Confrontada em seu testemunho, a garota que relatou a briga dos pais com um cadeirante confessou que à época os apoiou, pois pensou ser o certo; após assistir ao vídeo, sentiu-se envergonhada. Neste momento, além da interação, houve o que se chama de APRENDIZADO, ou seja, aquilo que se espera de uma aula.

Independentemente do instrumento, o que garante a interatividade juvenil é a forma como o trabalho é elaborado e qual objetivo pretende se alcançar. No caso do vídeo, a discussão era parte da proposta, porque naquele momento, eles poderiam expressar os pensamentos livres de qualquer amarra social; naquele espaço, primeiro o virtual (Facebook), o cerceamento inexistia.

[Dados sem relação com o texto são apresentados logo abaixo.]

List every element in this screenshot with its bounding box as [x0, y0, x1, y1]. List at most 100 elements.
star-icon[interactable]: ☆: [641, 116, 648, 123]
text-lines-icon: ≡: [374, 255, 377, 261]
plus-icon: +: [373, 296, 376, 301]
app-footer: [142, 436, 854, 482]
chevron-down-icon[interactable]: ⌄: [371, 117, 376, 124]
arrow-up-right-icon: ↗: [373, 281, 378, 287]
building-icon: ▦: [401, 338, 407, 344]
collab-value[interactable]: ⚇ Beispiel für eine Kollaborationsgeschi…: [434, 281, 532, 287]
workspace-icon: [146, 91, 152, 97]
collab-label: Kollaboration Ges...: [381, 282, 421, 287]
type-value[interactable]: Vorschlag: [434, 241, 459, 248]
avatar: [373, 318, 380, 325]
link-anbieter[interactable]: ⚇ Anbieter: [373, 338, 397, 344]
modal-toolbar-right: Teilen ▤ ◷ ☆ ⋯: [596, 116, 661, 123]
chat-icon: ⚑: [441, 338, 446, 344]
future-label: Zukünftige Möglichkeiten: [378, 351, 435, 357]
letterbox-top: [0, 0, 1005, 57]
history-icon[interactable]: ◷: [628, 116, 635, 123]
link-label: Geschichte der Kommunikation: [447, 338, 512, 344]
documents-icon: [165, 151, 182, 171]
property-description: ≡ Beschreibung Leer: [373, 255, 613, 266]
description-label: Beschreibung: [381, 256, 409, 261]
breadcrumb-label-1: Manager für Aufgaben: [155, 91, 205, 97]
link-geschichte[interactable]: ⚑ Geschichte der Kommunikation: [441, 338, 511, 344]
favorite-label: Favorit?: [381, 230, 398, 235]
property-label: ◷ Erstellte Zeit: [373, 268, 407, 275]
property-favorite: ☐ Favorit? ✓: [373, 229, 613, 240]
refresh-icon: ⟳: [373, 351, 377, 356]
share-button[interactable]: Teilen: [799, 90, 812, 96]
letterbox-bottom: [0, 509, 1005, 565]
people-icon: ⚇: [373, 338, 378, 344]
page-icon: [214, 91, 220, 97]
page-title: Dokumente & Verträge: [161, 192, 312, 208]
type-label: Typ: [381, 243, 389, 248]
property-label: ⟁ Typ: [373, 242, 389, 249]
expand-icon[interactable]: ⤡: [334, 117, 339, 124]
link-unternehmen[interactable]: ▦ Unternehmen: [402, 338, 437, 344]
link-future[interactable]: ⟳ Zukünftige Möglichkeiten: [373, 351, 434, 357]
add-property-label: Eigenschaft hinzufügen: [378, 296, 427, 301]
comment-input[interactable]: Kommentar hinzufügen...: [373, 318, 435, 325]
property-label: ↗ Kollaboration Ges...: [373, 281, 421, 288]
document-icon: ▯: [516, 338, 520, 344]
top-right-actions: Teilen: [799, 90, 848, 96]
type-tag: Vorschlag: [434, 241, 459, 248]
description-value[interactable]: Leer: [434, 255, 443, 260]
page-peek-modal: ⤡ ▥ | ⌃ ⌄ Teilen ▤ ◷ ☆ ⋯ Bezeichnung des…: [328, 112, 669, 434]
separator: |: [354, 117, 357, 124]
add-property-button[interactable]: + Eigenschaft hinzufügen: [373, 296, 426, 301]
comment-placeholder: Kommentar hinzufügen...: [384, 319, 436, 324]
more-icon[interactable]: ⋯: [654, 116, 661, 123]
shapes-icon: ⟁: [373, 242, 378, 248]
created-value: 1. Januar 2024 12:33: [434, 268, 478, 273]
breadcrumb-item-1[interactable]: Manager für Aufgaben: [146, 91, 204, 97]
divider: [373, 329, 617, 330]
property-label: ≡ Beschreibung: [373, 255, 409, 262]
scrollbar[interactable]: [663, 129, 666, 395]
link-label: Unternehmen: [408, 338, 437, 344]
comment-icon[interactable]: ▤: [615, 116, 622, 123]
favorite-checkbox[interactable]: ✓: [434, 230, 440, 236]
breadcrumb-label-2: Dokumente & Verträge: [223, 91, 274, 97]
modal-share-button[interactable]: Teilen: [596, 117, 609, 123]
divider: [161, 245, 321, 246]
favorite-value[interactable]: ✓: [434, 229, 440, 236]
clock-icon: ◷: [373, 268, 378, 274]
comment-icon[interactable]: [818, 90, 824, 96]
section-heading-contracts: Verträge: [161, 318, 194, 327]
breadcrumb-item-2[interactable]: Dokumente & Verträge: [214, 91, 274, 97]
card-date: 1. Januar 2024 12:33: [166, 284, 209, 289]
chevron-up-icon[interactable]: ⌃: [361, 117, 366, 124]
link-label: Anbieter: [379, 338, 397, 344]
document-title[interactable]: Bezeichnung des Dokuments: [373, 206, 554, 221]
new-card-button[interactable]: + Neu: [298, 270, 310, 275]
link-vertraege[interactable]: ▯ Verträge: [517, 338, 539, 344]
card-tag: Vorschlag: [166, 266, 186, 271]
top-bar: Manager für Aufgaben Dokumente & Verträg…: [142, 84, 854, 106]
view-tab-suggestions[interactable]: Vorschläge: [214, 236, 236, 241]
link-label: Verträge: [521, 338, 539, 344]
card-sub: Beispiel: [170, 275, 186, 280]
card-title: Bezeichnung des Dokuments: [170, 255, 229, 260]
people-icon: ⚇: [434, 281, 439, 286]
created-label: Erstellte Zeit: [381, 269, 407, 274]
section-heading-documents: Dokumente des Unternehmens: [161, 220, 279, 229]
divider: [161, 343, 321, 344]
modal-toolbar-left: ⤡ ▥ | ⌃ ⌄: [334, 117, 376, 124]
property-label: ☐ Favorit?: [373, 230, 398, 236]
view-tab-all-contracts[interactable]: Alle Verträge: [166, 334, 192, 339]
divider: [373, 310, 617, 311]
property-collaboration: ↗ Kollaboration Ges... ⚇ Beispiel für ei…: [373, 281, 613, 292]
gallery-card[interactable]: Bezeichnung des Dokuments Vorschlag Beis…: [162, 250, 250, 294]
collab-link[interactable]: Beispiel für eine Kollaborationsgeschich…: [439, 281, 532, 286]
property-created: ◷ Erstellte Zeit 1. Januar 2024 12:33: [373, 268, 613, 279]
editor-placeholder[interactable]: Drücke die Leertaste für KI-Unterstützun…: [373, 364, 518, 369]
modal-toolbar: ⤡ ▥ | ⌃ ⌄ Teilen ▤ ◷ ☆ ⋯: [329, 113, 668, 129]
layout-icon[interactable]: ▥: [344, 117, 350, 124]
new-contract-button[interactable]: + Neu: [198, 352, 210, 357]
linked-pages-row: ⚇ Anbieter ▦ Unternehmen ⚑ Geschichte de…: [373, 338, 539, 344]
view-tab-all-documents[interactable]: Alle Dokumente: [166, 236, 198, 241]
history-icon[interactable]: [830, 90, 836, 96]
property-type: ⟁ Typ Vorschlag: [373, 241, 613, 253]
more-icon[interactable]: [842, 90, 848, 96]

Já na sala de aula, após ouvirem uns aos outros e trocarem experiências – algumas surpreendentes –, partiram para a atividade dissertativa, quando tiveram de redigir sobre o tema “Nesta sociedade marcada pelo egocentrismo, ainda há espaço para a solidariedade e para o respeito com o próximo”?

“Tem professor, desde que o homem aprenda a ser Homem...” respondeu um dos alunos, numa interação direta, carregada de indignação. Talvez ele tenha razão!